Dans cette perspective, il pourrait suggérer aux fédérations d’entreprendre en interne, chacune dans son sport, un état des lieux qui consisterait à déterminer : son implantation dans les régions (nombre de ligues) ; le nombre de clubs dans chacune des régions ; le nombre de pratiquants licenciés enregistrés dans les clubs et ligues ; le nombre des infrastructures de pratiques et de compétitions dans chacune des régions, etc.

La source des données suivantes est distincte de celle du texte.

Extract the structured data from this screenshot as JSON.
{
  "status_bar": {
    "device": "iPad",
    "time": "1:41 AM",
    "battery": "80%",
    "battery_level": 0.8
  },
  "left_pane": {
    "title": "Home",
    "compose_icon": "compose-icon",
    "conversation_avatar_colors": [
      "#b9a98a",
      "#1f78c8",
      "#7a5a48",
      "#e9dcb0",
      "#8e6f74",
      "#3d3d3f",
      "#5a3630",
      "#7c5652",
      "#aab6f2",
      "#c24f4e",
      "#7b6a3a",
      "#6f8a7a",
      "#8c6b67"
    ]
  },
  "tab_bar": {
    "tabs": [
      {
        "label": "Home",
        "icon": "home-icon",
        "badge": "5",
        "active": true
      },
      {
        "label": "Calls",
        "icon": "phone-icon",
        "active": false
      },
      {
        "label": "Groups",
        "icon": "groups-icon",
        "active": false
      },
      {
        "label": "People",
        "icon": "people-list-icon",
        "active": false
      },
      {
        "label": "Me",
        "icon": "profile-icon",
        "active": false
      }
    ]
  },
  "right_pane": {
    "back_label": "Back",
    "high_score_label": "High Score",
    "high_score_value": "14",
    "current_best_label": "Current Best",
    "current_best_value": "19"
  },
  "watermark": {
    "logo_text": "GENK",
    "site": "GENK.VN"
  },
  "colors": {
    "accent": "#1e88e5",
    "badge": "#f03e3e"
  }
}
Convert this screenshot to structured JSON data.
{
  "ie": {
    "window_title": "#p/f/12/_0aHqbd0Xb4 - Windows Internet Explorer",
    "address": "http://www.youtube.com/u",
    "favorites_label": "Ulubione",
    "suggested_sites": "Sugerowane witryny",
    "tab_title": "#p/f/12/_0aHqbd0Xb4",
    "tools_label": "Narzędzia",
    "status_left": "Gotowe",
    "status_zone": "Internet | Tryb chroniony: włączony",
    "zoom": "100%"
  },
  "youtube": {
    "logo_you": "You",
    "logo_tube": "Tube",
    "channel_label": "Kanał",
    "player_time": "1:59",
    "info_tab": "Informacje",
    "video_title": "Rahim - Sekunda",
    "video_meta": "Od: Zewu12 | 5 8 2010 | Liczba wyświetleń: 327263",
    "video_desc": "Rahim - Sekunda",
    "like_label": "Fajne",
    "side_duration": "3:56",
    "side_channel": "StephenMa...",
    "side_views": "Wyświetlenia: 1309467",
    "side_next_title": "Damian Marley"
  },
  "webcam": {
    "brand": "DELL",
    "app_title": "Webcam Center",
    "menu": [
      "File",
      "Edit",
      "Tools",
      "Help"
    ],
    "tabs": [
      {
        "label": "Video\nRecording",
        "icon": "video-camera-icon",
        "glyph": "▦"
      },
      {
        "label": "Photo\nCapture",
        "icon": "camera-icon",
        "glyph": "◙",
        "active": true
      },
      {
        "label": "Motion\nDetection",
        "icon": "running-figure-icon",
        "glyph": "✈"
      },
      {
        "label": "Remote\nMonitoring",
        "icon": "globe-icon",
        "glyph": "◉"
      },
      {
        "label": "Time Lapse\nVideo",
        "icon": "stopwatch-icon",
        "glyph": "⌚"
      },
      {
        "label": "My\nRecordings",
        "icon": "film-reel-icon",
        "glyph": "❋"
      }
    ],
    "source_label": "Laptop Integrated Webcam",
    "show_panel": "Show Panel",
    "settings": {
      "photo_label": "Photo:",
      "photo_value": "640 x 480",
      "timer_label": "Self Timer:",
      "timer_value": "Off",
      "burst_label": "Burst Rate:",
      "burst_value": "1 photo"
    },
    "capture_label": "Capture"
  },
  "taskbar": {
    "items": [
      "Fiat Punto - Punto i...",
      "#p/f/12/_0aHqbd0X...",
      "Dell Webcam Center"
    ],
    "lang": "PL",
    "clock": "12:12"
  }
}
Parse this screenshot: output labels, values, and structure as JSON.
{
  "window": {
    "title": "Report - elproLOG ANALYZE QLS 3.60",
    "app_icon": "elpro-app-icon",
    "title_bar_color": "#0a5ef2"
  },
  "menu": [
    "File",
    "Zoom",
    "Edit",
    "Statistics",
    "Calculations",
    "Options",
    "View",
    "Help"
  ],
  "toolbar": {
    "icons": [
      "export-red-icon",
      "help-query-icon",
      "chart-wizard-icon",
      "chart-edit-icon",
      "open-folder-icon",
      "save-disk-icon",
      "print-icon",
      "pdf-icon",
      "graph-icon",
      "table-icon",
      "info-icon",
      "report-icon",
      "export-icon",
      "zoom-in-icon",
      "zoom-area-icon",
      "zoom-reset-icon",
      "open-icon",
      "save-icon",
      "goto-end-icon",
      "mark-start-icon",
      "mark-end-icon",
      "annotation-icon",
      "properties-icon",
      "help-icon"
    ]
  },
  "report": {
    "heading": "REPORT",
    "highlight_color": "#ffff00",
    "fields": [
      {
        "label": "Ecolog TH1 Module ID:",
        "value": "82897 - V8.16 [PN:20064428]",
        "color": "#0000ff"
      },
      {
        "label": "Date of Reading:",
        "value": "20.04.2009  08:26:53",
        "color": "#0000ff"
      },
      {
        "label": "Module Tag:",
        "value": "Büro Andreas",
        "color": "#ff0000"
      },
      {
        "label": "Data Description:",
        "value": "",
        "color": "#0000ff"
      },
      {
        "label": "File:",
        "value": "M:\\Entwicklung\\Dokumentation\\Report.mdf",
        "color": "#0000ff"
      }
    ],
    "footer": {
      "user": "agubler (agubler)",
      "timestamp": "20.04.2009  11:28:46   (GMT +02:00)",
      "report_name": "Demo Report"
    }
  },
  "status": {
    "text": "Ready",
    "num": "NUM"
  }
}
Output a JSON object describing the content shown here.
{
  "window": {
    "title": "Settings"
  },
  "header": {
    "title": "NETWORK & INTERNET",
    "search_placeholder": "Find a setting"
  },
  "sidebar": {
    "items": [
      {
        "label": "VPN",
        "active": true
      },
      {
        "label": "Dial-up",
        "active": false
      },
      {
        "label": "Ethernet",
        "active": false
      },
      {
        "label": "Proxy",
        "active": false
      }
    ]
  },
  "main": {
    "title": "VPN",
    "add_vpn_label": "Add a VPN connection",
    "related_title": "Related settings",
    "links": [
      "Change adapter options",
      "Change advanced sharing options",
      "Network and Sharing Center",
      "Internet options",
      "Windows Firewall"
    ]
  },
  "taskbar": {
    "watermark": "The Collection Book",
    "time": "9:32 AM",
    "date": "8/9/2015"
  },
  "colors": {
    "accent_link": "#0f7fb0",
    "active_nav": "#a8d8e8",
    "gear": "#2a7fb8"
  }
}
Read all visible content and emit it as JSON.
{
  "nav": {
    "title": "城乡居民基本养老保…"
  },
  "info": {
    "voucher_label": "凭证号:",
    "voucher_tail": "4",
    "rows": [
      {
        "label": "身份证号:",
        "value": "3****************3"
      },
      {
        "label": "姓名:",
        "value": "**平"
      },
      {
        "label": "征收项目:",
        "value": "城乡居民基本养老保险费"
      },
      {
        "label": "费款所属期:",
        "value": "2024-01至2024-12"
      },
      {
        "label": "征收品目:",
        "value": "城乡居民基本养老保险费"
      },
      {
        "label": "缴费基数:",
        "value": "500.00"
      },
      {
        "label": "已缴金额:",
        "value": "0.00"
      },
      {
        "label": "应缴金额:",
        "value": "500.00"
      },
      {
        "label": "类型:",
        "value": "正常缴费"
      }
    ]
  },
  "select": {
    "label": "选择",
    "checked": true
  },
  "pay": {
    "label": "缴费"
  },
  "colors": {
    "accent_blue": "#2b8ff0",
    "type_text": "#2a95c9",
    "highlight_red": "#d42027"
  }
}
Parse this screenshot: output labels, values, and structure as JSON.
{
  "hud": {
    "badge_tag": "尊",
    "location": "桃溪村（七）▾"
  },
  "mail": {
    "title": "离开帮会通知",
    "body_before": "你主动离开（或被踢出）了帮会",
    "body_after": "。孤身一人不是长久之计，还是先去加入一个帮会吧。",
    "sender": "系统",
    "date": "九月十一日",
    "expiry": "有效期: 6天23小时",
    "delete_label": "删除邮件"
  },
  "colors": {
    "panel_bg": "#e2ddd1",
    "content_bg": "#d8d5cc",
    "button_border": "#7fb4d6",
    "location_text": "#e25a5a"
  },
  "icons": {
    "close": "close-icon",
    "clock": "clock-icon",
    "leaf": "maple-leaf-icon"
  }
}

Un travail de prospection qui pourrait être financé, éventuellement, sur par l’ONAJES, sur la part de son budget réservé au sport. Pour chaque fédération, il sera tenu compte du prorata à définir et de son poids réel justifié par le nombre de licenciés et ligues effectives sur le territoire national. Les résultats ainsi obtenus permettront d’avoir une vision plus éclairée pour tous, sur la situation de chaque fédération et sur celle plus complète du sport tchadien.

L’État étant une continuité, les conclusions de ce travail permettront aux nouvelles autorités élues et du gouvernement qui sortira du retour à l’ordre constitutionnel, pour : soit organiser ces états généraux de sport, si cela s’avère encore nécessaire ; soit de se baser sur celles-ci pour élaborer une nouvelle politique nationale sportive plus ambitieuse.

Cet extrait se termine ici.